In financial regulations, a politically exposed person (PEP) is someone who has been entrusted with a prominent public function. A PEP generally presents a higher risk for potential involvement in bribery and corruption by virtue of their position and the influence that they may hold.
This includes a person who holds or has previously held an important public position in a state or international organisation. A person continues to be considered a PEP for 18 months after their position ends.
Important public position in a state refers to roles such as:
- Head of State or Government, Minister, as well as Vice and Deputy minister
- Member of Parliament
- Board member in political parties
- Judge in the Supreme Court, Constitutional courts, or other judicial bodies at high level whose decisions can be appealed only exceptionally
- Higher official at audit authorities and member of governing bodies in Central Banks
- Ambassador, Head of mission, as well as Senior officer in Försvarsmakten (Swedish armed forces)
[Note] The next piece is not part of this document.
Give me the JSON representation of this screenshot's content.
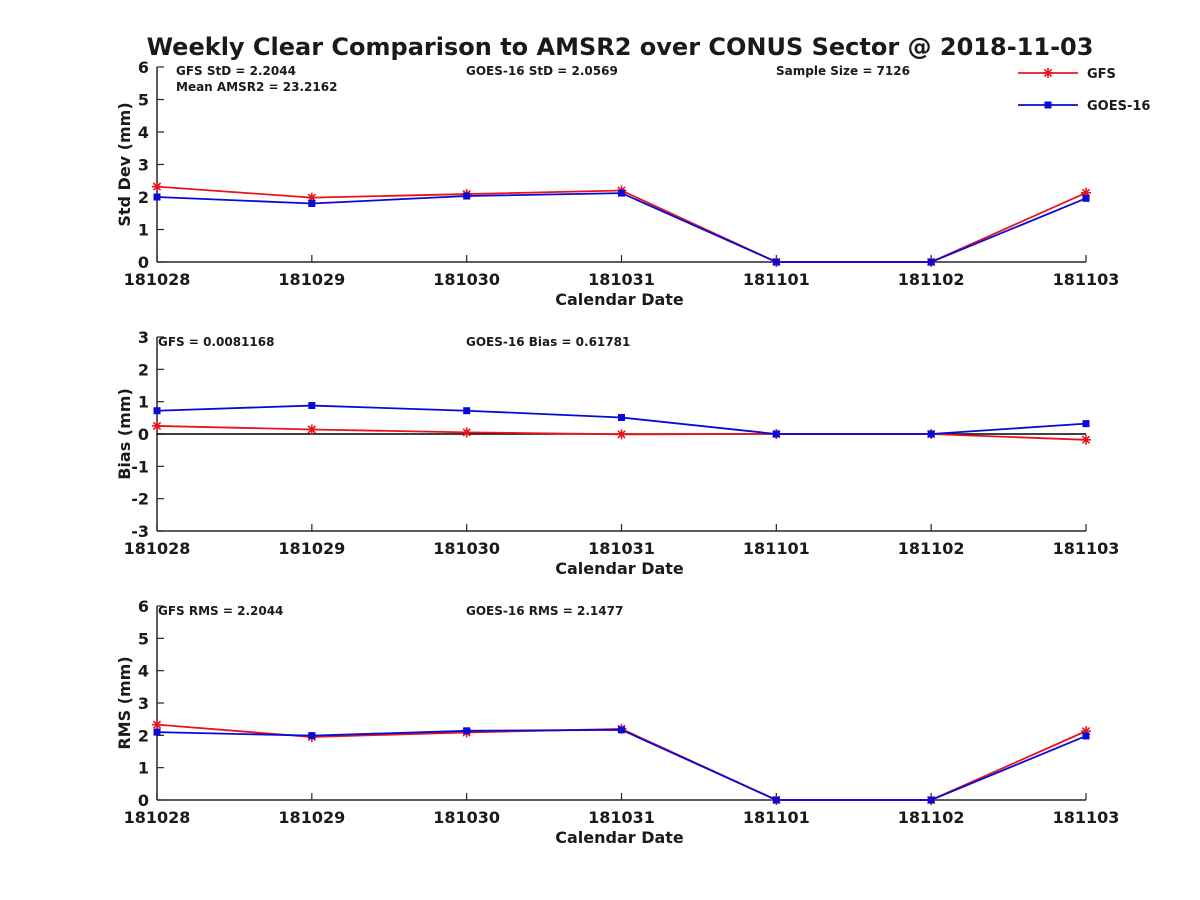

- People who are included in government owned companies’ management-, executive or control bodies
An important public function in an international organisation refers to functions such as Directors, Deputy directors, Board members and people who hold similar positions.
RCA stands for Relatives and Close Associates of a PEP. The list of people who may qualify as RCA includes:
- Spouses and partners
- Uncles, aunts, cousins
- Spouses/parents of children
- Close friends
- Legal advisors
- Business associates
RCAs may also be joint beneficial owners of an entity in which PEP has an interest, or may be the sole beneficial owner of an entity set up for the benefit of a PEP.